Innovation is a term that is used a lot these days, but it is far more than just a buzzword. There is a more to it than simply designing something new - that's creativity. And there is more to it than producing something that sells - that's profitability. To be innovative, you need to develop and introduce a range of fresh solutions that respond subtly and markedly to a changing market's needs. Sound logical? It should. But it can be much harder than it sounds. The good news is, it doesn't have to be.
Sharing for success
When in possession of a rule-breaking, game-changing idea, the instinct can be to keep it close to your chest. That has certainly been the viewpoint of many an inventor and one currently demonstrated by the technology giants. But is this the best approach? We asked long-time collaborator, colleague and client, Claas Bartels for his views on the subject.
"Innovation is a big topic among the Android developers, for example, but competition is so tough that openly sharing valuable assets is not that common. Developers tend to keep their IP of the product or service they create or innovate. This is because Apps on Android are more likely to be free of charge and therefore Android developers need to be more creative in regards to their business model and monetization strategy," explains Bartels, who should know. He is Associate Principal at Accenture Digital.
However, according to Bartels, where the Android market succeeds at an open innovation strategy is in the way it operates as a platform. That is when the open source concept becomes more relevant. In short, this is where both ideas and rewards are shared.
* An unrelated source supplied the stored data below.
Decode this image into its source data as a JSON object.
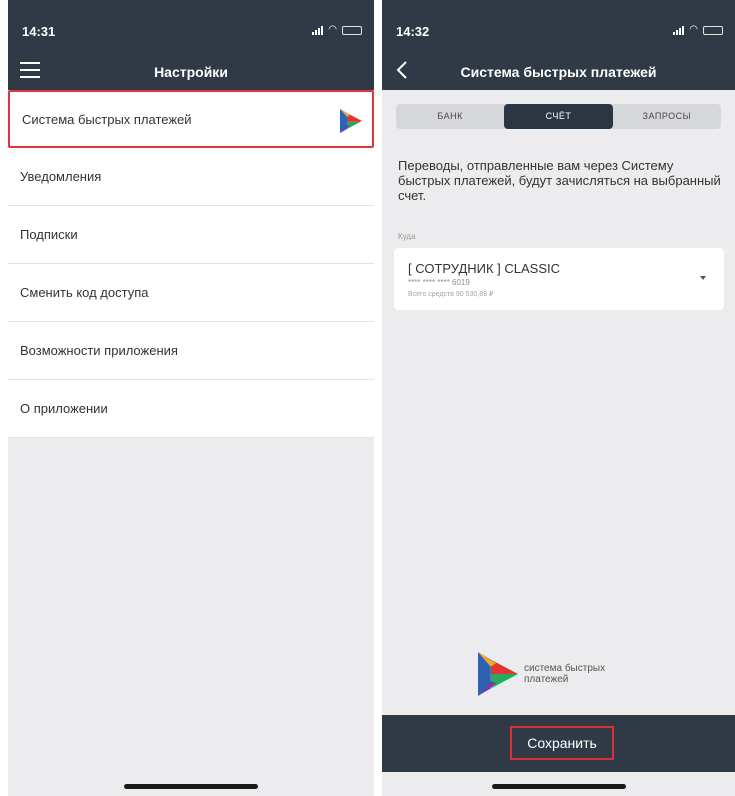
{
  "left_screen": {
    "status": {
      "time": "14:31"
    },
    "header": {
      "title": "Настройки"
    },
    "menu_items": [
      {
        "label": "Система быстрых платежей",
        "highlighted": true
      },
      {
        "label": "Уведомления"
      },
      {
        "label": "Подписки"
      },
      {
        "label": "Сменить код доступа"
      },
      {
        "label": "Возможности приложения"
      },
      {
        "label": "О приложении"
      }
    ]
  },
  "right_screen": {
    "status": {
      "time": "14:32"
    },
    "header": {
      "title": "Система быстрых платежей"
    },
    "tabs": [
      {
        "label": "БАНК",
        "active": false
      },
      {
        "label": "СЧЁТ",
        "active": true
      },
      {
        "label": "ЗАПРОСЫ",
        "active": false
      }
    ],
    "description": "Переводы, отправленные вам через Систему быстрых платежей, будут зачисляться на выбранный счет.",
    "field_label": "Куда",
    "account": {
      "name": "[ СОТРУДНИК ] CLASSIC",
      "number": "**** **** **** 6019",
      "balance": "Всего средств 90 530,89 ₽"
    },
    "brand_text": "система быстрых платежей",
    "save_label": "Сохранить"
  },
  "colors": {
    "header_bg": "#303a46",
    "highlight_border": "#e0343f",
    "screen_bg": "#ececee",
    "sbp_logo": [
      "#2d63b1",
      "#e5342f",
      "#f2a72b",
      "#29a960",
      "#7a3b98"
    ]
  },
  "icons": [
    "menu-icon",
    "back-icon",
    "sbp-logo-icon",
    "chevron-down-icon",
    "signal-icon",
    "wifi-icon",
    "battery-icon"
  ]
}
"Google keeps the product open source to drive the adoption of it by mobile device manufacturers. This in turn becomes more attractive for developers to innovate on that platform, which in turn becomes attractive again for manufacturers to develop more and higher-end devices that run Android," said Bartels. "This becomes a prosperous cycle that benefits from open innovation in the Android platform."
Bringing innovation to life
It is one thing to talk about being innovative; it is quite another to bring this approach to life. When it comes to business, there are generally four types of players:
1. Active leaders in the market: those leading the industry in coming up with new technology
2. Leaders in the market: those that will copy from others, potentially in other markets, and do it better or for a lesser cost
3. Active followers: those that troll the latest thing and then replicate it
4. Followers: those who simply go with the flow, perhaps producing a cheaper alternative to popular products on the market.
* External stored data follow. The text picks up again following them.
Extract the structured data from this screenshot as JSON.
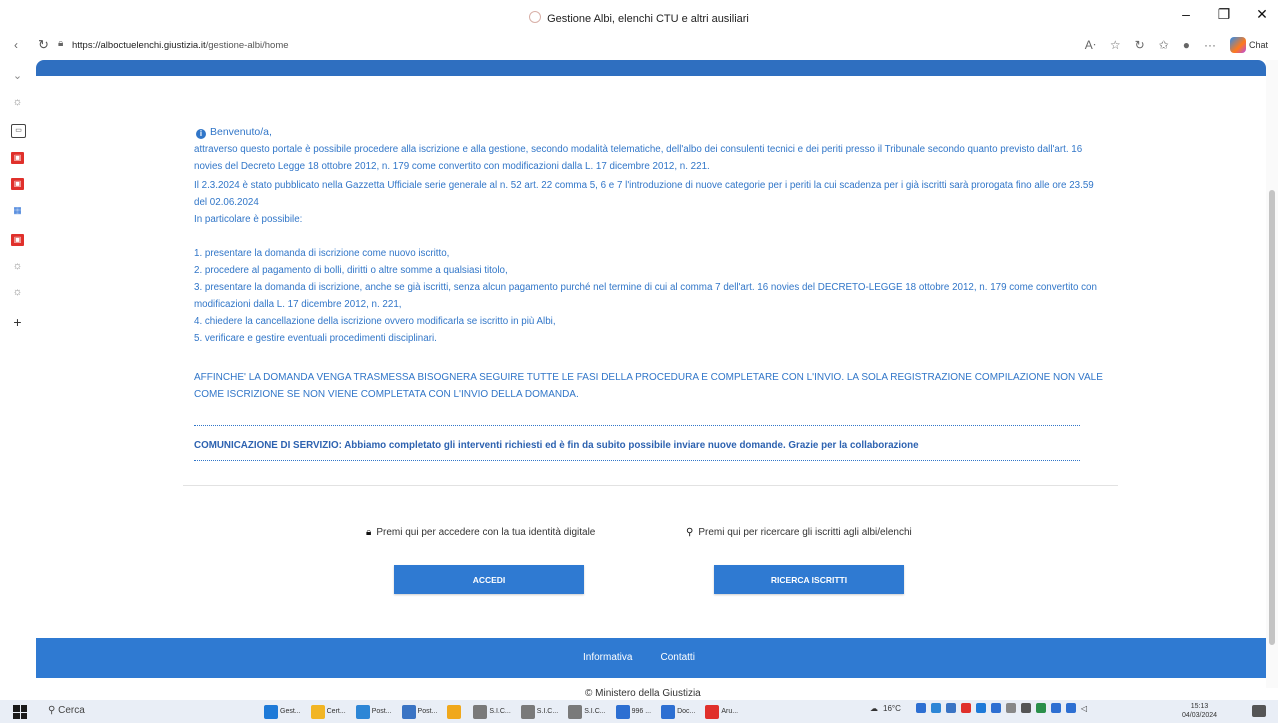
{
  "browser": {
    "tab_title": "Gestione Albi, elenchi CTU e altri ausiliari",
    "url_domain": "https://alboctuelenchi.giustizia.it",
    "url_path": "/gestione-albi/home",
    "chat_label": "Chat",
    "window_controls": [
      "minimize-icon",
      "restore-icon",
      "close-icon"
    ]
  },
  "sidebar": {
    "icons": [
      "chevron-down-icon",
      "gear-icon",
      "calendar-icon",
      "app-red-icon",
      "app-red-icon",
      "app-blue-icon",
      "app-red-icon",
      "gear-icon",
      "gear-icon",
      "plus-icon"
    ]
  },
  "main": {
    "welcome": "Benvenuto/a,",
    "intro": "attraverso questo portale è possibile procedere alla iscrizione e alla gestione, secondo modalità telematiche, dell'albo dei consulenti tecnici e dei periti presso il Tribunale secondo quanto previsto dall'art. 16 novies del Decreto Legge 18 ottobre 2012, n. 179 come convertito con modificazioni dalla L. 17 dicembre 2012, n. 221.",
    "notice": "Il 2.3.2024 è stato pubblicato nella Gazzetta Ufficiale serie generale al n. 52 art. 22 comma 5, 6 e 7 l'introduzione di nuove categorie per i periti la cui scadenza per i già iscritti sarà prorogata fino alle ore 23.59 del 02.06.2024",
    "particolare": "In particolare è possibile:",
    "items": [
      "1. presentare la domanda di iscrizione come nuovo iscritto,",
      "2. procedere al pagamento di bolli, diritti o altre somme a qualsiasi titolo,",
      "3. presentare la domanda di iscrizione, anche se già iscritti, senza alcun pagamento purché nel termine di cui al comma 7 dell'art. 16 novies del DECRETO-LEGGE 18 ottobre 2012, n. 179 come convertito con modificazioni dalla L. 17 dicembre 2012, n. 221,",
      "4. chiedere la cancellazione della iscrizione ovvero modificarla se iscritto in più Albi,",
      "5. verificare e gestire eventuali procedimenti disciplinari."
    ],
    "warning": "AFFINCHE' LA DOMANDA VENGA TRASMESSA BISOGNERA SEGUIRE TUTTE LE FASI DELLA PROCEDURA E COMPLETARE CON L'INVIO. LA SOLA REGISTRAZIONE COMPILAZIONE NON VALE COME ISCRIZIONE SE NON VIENE COMPLETATA CON L'INVIO DELLA DOMANDA.",
    "service_notice": "COMUNICAZIONE DI SERVIZIO: Abbiamo completato gli interventi richiesti ed è fin da subito possibile inviare nuove domande. Grazie per la collaborazione"
  },
  "actions": {
    "login_label": "Premi qui per accedere con la tua identità digitale",
    "login_button": "ACCEDI",
    "search_label": "Premi qui per ricercare gli iscritti agli albi/elenchi",
    "search_button": "RICERCA ISCRITTI"
  },
  "footer": {
    "links": [
      "Informativa",
      "Contatti"
    ],
    "ministero": "© Ministero della Giustizia"
  },
  "taskbar": {
    "search": "Cerca",
    "apps": [
      "Gest...",
      "Cert...",
      "Post...",
      "Post...",
      "",
      "S.I.C...",
      "S.I.C...",
      "S.I.C...",
      "996 ...",
      "Doc...",
      "Aru..."
    ],
    "temperature": "16°C",
    "time": "15:13",
    "date": "04/03/2024"
  },
  "colors": {
    "primary": "#2f7ad2",
    "text_blue": "#3176c8",
    "header_bar": "#2f6fc0"
  }
}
Here is a prime example of active leadership. We used to work with a housing association that was always on the lookout for ways to do things bigger and better. But when they wanted to change the way they operated their repairs division, they didn't come up with ideas from thin air. Instead, they looked at how a vehicle breakdown service managed to achieve their '30 minutes to a stranded or broken down' target.
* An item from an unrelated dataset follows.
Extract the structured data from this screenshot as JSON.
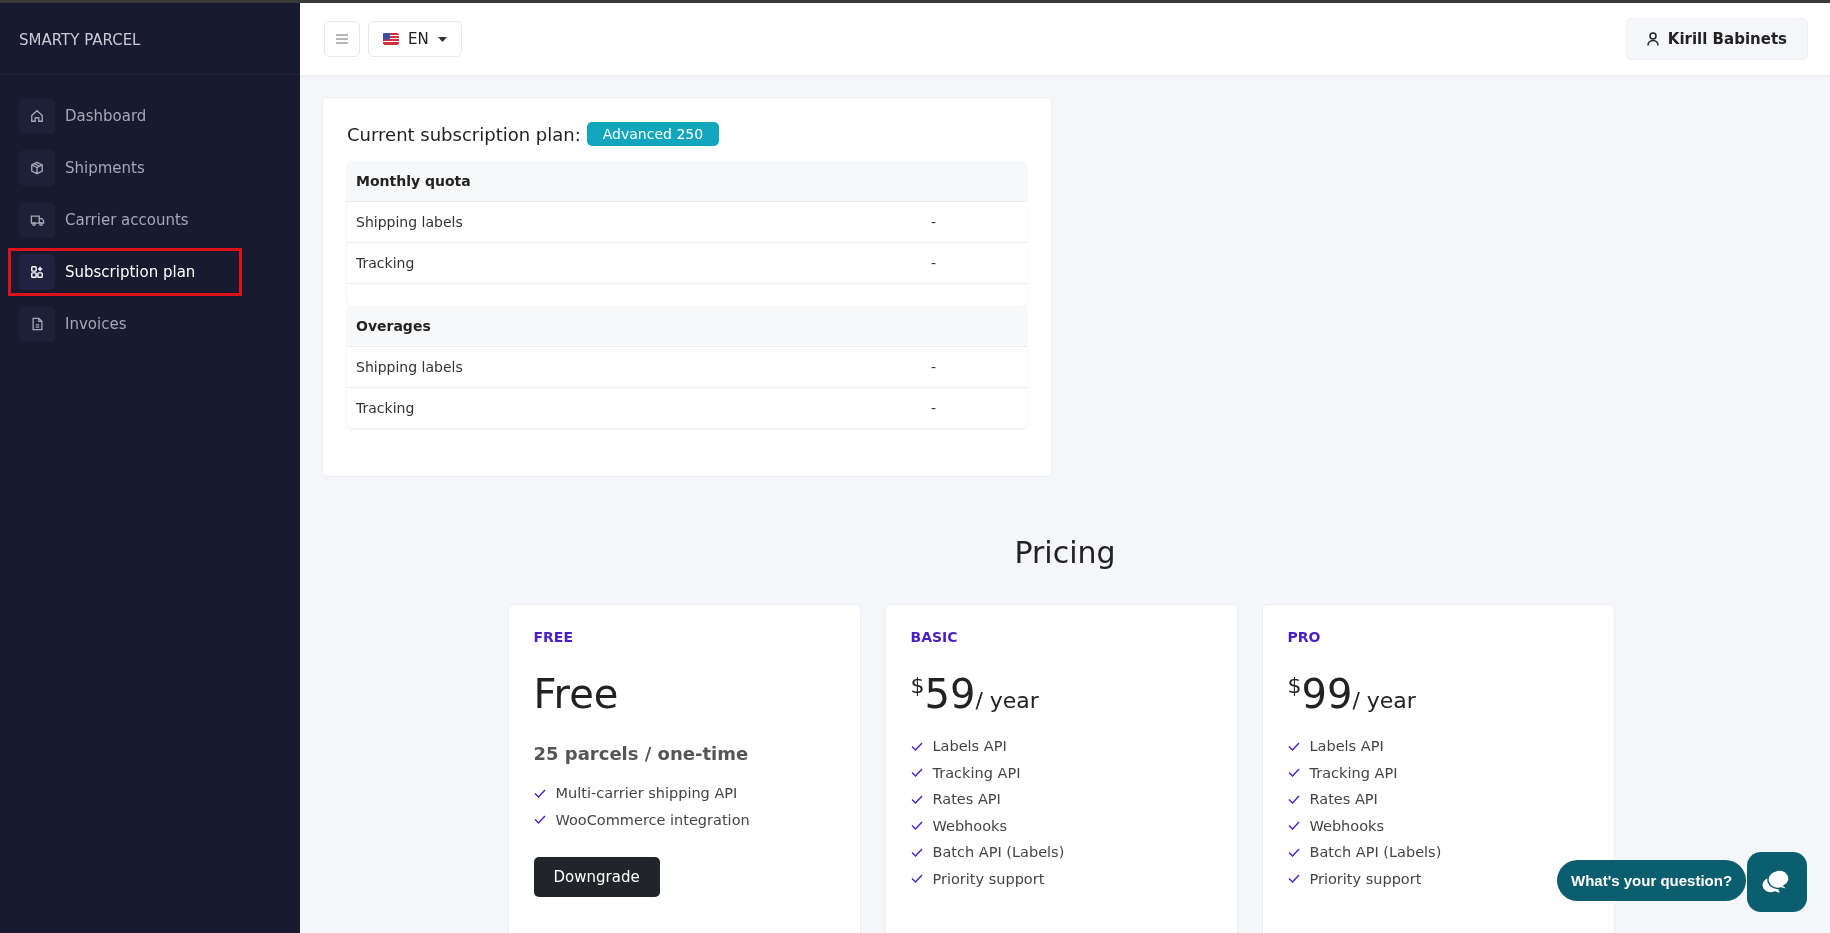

And here is where they got innovative. They took the time to understand how the breakdown service could get to a vehicle within 30 minutes, as getting to their residents followed a similar principle. From this, they created a concept of mobile repair units to be responsive to the needs of their housing association members. This fundamentally changed the way they operated, for the better. This proves that when it comes to innovation leadership, you do not necessarily need to invent the wheel - but you do need to potentially reinvent it for your particular industry.
Taking our own advice
At Potential Squared, we are also trying to work as both leaders and active leaders. Certainly, not in everything we do - when processing an invoice or resourcing consultants for projects we 'follow'. But at the heart of our business, we want to live and breathe leadership principles. We've been around long enough to know that to do so effectively, we may need some help.
We challenge the age old principle that great minds think alike. In fact, we thrive on their differences. This is why our new product and solution development model is focused on the process of innovation. With Design House, our aim is rely on 'open innovation', a term Bartels reminds us was coined by economist and Professor Eric Von Hippel. We create a list of products or areas that need attention, and then bring together a group of people who have the passion and the insight to brainstorm new approaches. The 'idea stage' graduates to the 'design stage' and finally culminates at the 'factory stage'. The warehoused 'products' are then free for Design House members to use in Potential Squared or in their own businesses.
In essence, we've chosen to share ideas and to collaborate in a similar way that the Android platform does. The reason is simple - we want to stay innovative and we recognise that the value in doing so outweighs the risk. We also believe in the power of paying it forward - evaluating what you can do for others, rather than focusing on what they can do for you, and finding a balance that works.
According to Bartels, we're in good company with other innovators who are following a similar model. These include initiatives such as Connect + Develop by P&G (www.pgconnectdevelop.com), BMW Customer Innovation Lab (www.bmwgroup-cocreationlab.com/cocreation) and Innocentive Open Innovation Problem Solving (www.innocentive.com). We'd like to invite more business leaders to do the same. After all, it doesn't just take a designer to implement innovation; each and every one of us is capable of changing world around us. In the end, being innovative takes more than just fresh thinking, it demands a collective leap of faith.